Rise to the challenge!
“4:30 AM is when champions are made” – This is a paraphrasing of a tweet Chris sent to Matt this AM when he got up to make his egg whites and get ready for the drive from Monroe to Bosco. A Saturday AM, 6 AM departure from Ramsey didn’t deter these guys from being on time, ready to go, game faces on as the sole representatives for the Ironmen at the NJSIAA Non-Public “A” Relays this morning.
“Don’t Stop Believing” – Coach Krutchick wrote this song while we were sitting in the bleachers today. I’m pretty sure he knows it was already a song but the intent was clear: these guys just had to believe in themselves and they could achieve great things today…and they did!
“Arrive. Win. Leave” – A totally harmless but pretty apropos slogan we came up with for the mercenary-like way in which we left Ramsey under cover of darkness this morning, made the 90 minute drive, did our jobs and left before anyone even knew what happened. If only…IF ONLY we could adopt this slogan for our entire team…starting Monday?
“Anyone, Anywhere, Anytime” – This USED to be our motto…when we used to go to meets all over NY & NJ and seek out the best possible competition. We created our own invitational to invite the best of the best to our backyard to see who had the right stuff. We brought 20-something kids to Nationals in NC a few years ago to test the statement that we were the best ever. We got invited to Oregon to test our mettle against the top track teams in the country. We flew to Stanford to run in one of the top XC invites around. LET’S START GETTING THAT FEELING BACK – THAT WE CAN TAKE ON THE WORLD!!!
In the big, broad, sweeping, epic two-year training cycle we’ve recently embarked on, one of the more scrutinized aspects of the plan is my stance on “off days.” The way I wrote the plan is that there is only one day off scheduled between now and the end of macrocycle 1 but this is for a reason: days off “happen” anyway.

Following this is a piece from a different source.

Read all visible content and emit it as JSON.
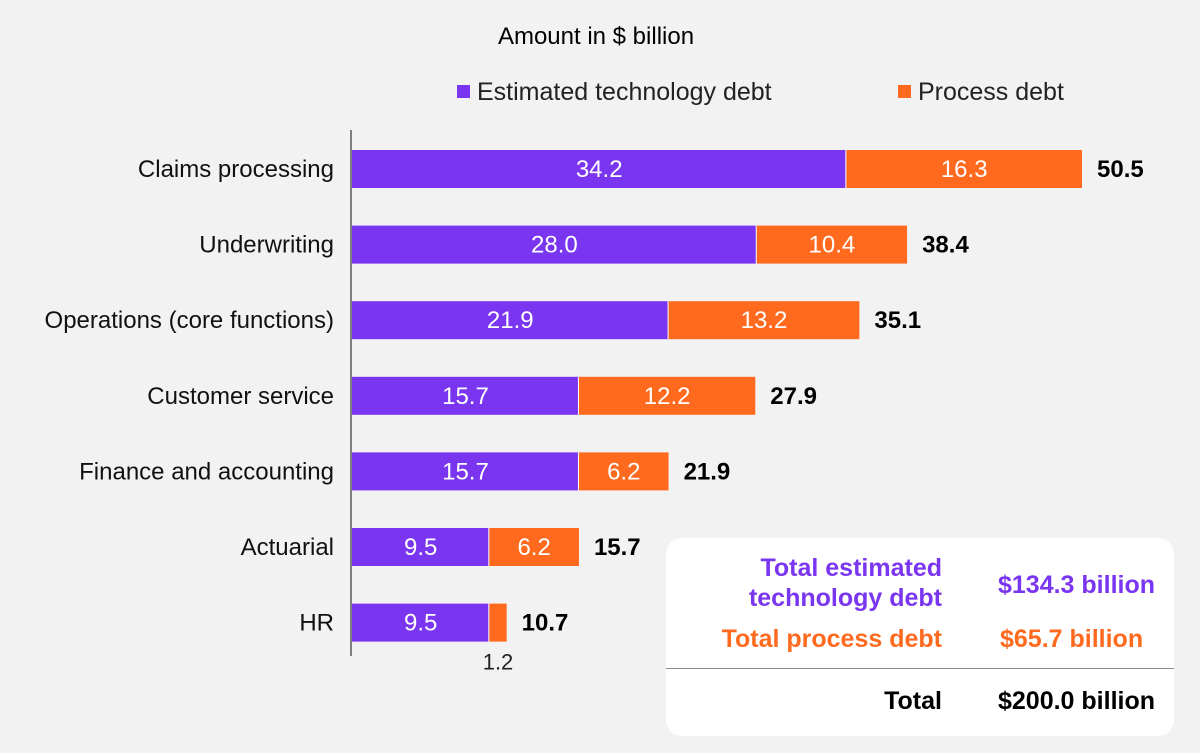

If the schedule called for an off day every week, for example, that would be over FIFTY days off per year…over 100 days off between now and when the megacycle concludes in December 2014! That’s too much time away from training…
So…do we just kill ourselves until we break down and then we are forced to take an off day? Of course not. What we try to do instead is replace running days with cross-training (quality, heart-pumping, sweat-inducing, muscle-burning cardio) and replace off-days with supplemental fitness. So, say you did a Wednesday workout, a Friday fartlek, and easy run Saturday and a long run Sunday. What do you do on Thursday and Monday? If your legs will fall off if you you run 5 days in a row, you’ve gotta do SOMETHING to break up the training. So…you get on the stationary bike. You get in the pool. You go to boot camp or cross fit or do something other than running to help you recover but nothing so easy that you have to start over again the next day…
So, in conclusion there is a difference between an off day and a non-running day. We all need non-running days every once in a while – every 5 days or so is probably average. We all need off days, too. Probably not as often – once every few weeks; once a month, etc. But don’t take them when you don’t need them and use them wisely!!!